Nas Faculdades de Direito, a Introdução ao Estudo do Direito é a matéria encarregada de fornecer ao estudante as noções fundamentais para a compreensão do fenômeno jurídico.

Nessa disciplina, dois enfoques são possíveis: o estudo do Direito enquanto ciência ou sistema normativo – dogmática jurídica – e o estudo do Direito sob o ponto de vista de outras disciplinas que o têm como objeto – zetética jurídica –, tais como a Filosofia do Direito e a Sociologia do Direito. Ferraz Jr. (2003:41) afirma que "toda investigação acentua mais um enfoque que o outro, mas sempre tem os dois". Dessa maneira, surge a seguinte questão: qual dos enfoques deve ser acentuado para a aquisição de um conhecimento jurídico mais sólido? Tem razão o referido autor quando diz que se deve privilegiar o enfoque dogmático, porém sob uma análise zetética; ou seja, um estudo crítico da Ciência do Direito. Assim, este texto tem o propósito de mostrar por que se prefere tal abordagem e como foi desenvolvido o trabalho de monitoria na disciplina Introdução ao Estudo do Direito.

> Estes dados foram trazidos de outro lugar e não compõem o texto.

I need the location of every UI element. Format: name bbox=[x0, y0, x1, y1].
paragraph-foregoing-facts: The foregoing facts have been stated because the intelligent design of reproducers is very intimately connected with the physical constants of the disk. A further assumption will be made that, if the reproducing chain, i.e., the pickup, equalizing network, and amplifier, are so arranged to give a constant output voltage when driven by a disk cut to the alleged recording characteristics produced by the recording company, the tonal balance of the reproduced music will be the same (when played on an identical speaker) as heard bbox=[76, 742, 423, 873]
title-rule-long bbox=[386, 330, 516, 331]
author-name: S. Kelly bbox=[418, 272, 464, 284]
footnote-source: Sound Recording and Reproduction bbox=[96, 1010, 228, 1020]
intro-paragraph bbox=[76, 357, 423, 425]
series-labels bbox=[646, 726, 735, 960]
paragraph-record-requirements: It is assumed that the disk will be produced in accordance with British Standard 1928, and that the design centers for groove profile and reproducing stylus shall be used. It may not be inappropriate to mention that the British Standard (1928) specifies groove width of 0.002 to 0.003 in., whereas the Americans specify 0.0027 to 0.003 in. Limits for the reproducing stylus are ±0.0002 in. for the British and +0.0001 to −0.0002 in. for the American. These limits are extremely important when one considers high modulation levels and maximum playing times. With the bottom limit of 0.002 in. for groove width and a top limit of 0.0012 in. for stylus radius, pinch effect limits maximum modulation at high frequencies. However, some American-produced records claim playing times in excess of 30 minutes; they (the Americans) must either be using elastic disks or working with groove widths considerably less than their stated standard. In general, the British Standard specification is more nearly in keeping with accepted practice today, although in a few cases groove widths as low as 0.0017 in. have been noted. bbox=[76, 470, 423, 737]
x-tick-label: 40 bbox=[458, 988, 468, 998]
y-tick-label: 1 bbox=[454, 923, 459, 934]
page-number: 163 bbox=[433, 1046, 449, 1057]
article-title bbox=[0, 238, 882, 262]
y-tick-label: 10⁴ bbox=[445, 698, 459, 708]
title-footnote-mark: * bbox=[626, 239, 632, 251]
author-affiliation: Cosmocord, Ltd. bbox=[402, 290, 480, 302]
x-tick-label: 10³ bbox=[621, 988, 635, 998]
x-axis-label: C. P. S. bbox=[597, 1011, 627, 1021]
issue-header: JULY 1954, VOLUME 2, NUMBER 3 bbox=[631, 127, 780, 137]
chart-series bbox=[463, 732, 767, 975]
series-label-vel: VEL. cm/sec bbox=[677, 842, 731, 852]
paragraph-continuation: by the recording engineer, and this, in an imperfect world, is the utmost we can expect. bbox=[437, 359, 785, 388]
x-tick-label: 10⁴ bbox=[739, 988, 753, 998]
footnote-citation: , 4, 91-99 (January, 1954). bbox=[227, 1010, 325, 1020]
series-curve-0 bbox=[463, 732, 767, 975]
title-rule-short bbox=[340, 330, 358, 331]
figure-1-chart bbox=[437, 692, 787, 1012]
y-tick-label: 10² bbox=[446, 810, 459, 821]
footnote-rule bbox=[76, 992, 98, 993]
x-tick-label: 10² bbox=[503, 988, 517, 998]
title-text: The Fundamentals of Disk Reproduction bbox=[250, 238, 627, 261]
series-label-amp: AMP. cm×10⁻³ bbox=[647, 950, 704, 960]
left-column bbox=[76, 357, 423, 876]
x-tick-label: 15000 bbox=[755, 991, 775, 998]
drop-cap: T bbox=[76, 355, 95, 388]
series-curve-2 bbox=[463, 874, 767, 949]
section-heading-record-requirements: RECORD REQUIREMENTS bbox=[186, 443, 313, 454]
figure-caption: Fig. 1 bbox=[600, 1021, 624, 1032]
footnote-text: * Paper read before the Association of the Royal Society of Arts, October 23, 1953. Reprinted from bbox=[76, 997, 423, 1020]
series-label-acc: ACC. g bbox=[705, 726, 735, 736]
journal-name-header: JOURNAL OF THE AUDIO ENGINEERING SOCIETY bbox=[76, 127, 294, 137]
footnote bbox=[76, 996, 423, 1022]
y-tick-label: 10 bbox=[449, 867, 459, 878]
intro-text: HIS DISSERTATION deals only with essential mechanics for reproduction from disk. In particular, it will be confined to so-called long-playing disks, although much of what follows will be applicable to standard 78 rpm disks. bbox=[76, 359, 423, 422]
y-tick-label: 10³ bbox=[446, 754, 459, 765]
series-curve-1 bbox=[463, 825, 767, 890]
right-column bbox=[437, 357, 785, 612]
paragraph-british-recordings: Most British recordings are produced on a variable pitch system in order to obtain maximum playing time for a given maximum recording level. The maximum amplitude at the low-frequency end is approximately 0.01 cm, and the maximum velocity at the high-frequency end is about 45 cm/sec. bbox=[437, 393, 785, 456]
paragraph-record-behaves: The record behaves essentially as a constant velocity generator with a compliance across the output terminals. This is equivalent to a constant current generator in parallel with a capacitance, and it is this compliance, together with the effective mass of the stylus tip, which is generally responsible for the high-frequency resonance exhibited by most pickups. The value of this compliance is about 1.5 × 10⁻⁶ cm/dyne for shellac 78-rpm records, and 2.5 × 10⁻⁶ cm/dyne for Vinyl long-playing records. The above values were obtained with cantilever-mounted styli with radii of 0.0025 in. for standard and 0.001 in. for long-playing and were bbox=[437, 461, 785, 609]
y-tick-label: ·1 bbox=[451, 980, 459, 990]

A exposição começa mostrando como se encontra o Direito na contemporaneidade. Em seguida, são explicados, mais detidamente, os enfoques teóricos admissíveis numa Introdução ao Estudo do Direito. Posteriormente, analisa-se a metodologia utilizada, no exercício da monitoria, para alcançar o objetivo de otimização do ensino, a saber: a formação de grupo de estudos. Na conclusão, é revelada a importância da disciplina e dos trabalhos da monitoria.


2. O Direito na Atualidade

Antes de falar do Direito nos correntes dias, é preciso fazer um breve comentário acerca da situação em que se encontra a sociedade contemporânea ou pós-moderna (1). Para isso, emprega-se, neste tópico, a terminologia utilizada por Hannah Arendt na obra A Condição Humana.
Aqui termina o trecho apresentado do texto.